Hanh Thi Pham, Outlaw Leadership, and the Role of Art

Taylor Nicholle Medley
Queer Theory
Published in
3 min readApr 18, 2017

“Photographic installation artist” Hanh Thi Pham, as described by Elaine Kim in “‘Bad Women’: Asian American Visual Artists,” demands to be seen. Her artist statement, which is currently cataloged in Japan’s Fukuoka Art Museum, positions Pham as a non-binary, Vietnamese refugee with a “lesbian-defined revolutionary attitude,” (Q/DCA 98). Their many identities counter the values of “Amerikkka” which perpetuates economic, anti-immigrant, racist, patriarchal, and homo/transphobic violence against queer immigrants of color like Pham. Her art works with “Lesbian-specific imageries” to “explore metamorphic Asian identities,” which inevitably carries themes of war, diaspora and vulnerability, belonging, anti-assimilation, and rejecting Eurocentric values/ideals.

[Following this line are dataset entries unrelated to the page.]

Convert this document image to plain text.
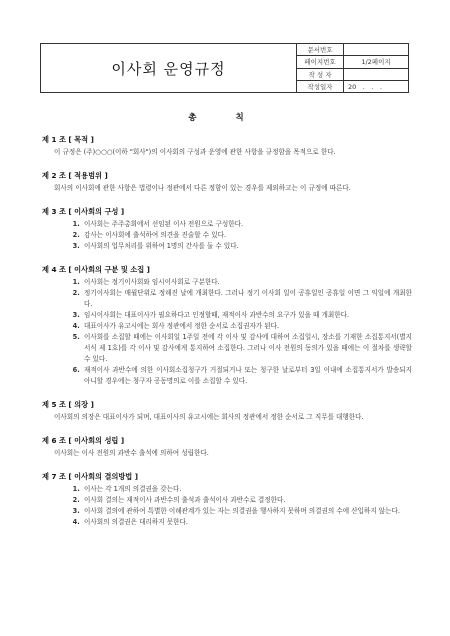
이사회 운영규정
문서번호
페이지번호	1/2페이지
작 성 자
작성일자	20　.　.　.
총 칙
제 1 조 [ 목적 ]
이 규정은 (주)○○○(이하 "회사")의 이사회의 구성과 운영에 관한 사항을 규정함을 목적으로 한다.
제 2 조 [ 적용범위 ]
회사의 이사회에 관한 사항은 법령이나 정관에서 다른 정함이 있는 경우를 제외하고는 이 규정에 따른다.
제 3 조 [ 이사회의 구성 ]
1. 이사회는 주주총회에서 선임된 이사 전원으로 구성한다.
2. 감사는 이사회에 출석하여 의견을 진술할 수 있다.
3. 이사회의 업무처리를 위하여 1명의 간사를 둘 수 있다.
제 4 조 [ 이사회의 구분 및 소집 ]
1. 이사회는 정기이사회와 임시이사회로 구분한다.
2. 정기이사회는 매월단위로 정해진 날에 개최한다. 그러나 정기 이사회 일이 공휴일인 공휴일 이면 그 익일에 개최한다.
3. 임시이사회는 대표이사가 필요하다고 인정할때, 재적이사 과반수의 요구가 있을 때 개최한다.
4. 대표이사가 유고시에는 회사 정관에서 정한 순서로 소집권자가 된다.
5. 이사회를 소집할 때에는 이사회일 1주일 전에 각 이사 및 감사에 대하여 소집일시, 장소를 기재한 소집통지서(별지 서식 제 1호)를 각 이사 및 감사에게 통지하여 소집한다. 그러나 이사 전원의 동의가 있을 때에는 이 절차를 생략할 수 있다.
6. 재적이사 과반수에 의한 이사회소집청구가 거절되거나 또는 청구한 날로부터 3일 이내에 소집통지서가 발송되지 아니할 경우에는 청구자 공동명의로 이를 소집할 수 있다.
제 5 조 [ 의장 ]
이사회의 의장은 대표이사가 되며, 대표이사의 유고시에는 회사의 정관에서 정한 순서로 그 직무를 대행한다.
제 6 조 [ 이사회의 성립 ]
이사회는 이사 전원의 과반수 출석에 의하여 성립한다.
제 7 조 [ 이사회의 결의방법 ]
1. 이사는 각 1개의 의결권을 갖는다.
2. 이사회 결의는 재적이사 과반수의 출석과 출석이사 과반수로 결정한다.
3. 이사회 결의에 관하여 특별한 이해관계가 있는 자는 의결권을 행사하지 못하며 의결권의 수에 산입하지 않는다.
4. 이사회의 의결권은 대리하지 못한다.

Hanh Thi Pham: Her Body in Revolt, 1997

By photographing herself in ways that complicates stereotype, challenges Eurocentric norms, and rejects the “model minority” expectation — Pham weaponizes art so they can be seen. Describing the dehumanizing experience of being a Vietnamese refugee during the Vietnam war, Pham was forced to “surrender [her] given name, [her] real birth date and [her] original identity to comply with a set of requirements dictated by the United States government…(Q/DCA 98).

“The experience was like a death sentence upon me, for I was uprooted and forced into self-erasure,” (98).

Hanh Thi Pham, “Misbegotten No More.” From the 1991–92 installation Expatriate Consciousness.

Vietnamese. Refugee. Queer. Femme. Multiple aspects of Pham’s identity render her “other” in the eyes of white Americans, who view her through lenses clouded by stereotypes, assumptions, racist ideology, “Eurocentric morals, and compulsive heterosexuality,” (98). For Pham to exist in these photograph — self-determined — disrupts the images that are forced onto her body. In the tradition of “outlaw leadership,” which Pham views as the force that is most likely to “reshape the future, her photographs use autonomous visibility to confront structures of power that would otherwise render her invisible.

Lesbian Precepts (detail), 1992

Pham specifically challenges Western approaches to gender and sexuality in her photograph installations. By photographing and exhibiting the free female body — a body that is otherwise relegated to the domestic sphere, reproduction, and patriarchal control — Pham “focuses on women and celebrates female sexual desire with images of her own nude body,” (Kim, 578). However, her photographs are not centering any kind of female sexuality, but one that is anti-imperialist, queer, and revolutionary in nature. To be seen, on their own terms, is at the core of Hanh Thi Pham’s creations. Indeed, “simple” survival and recognition is in itself an act of resistance.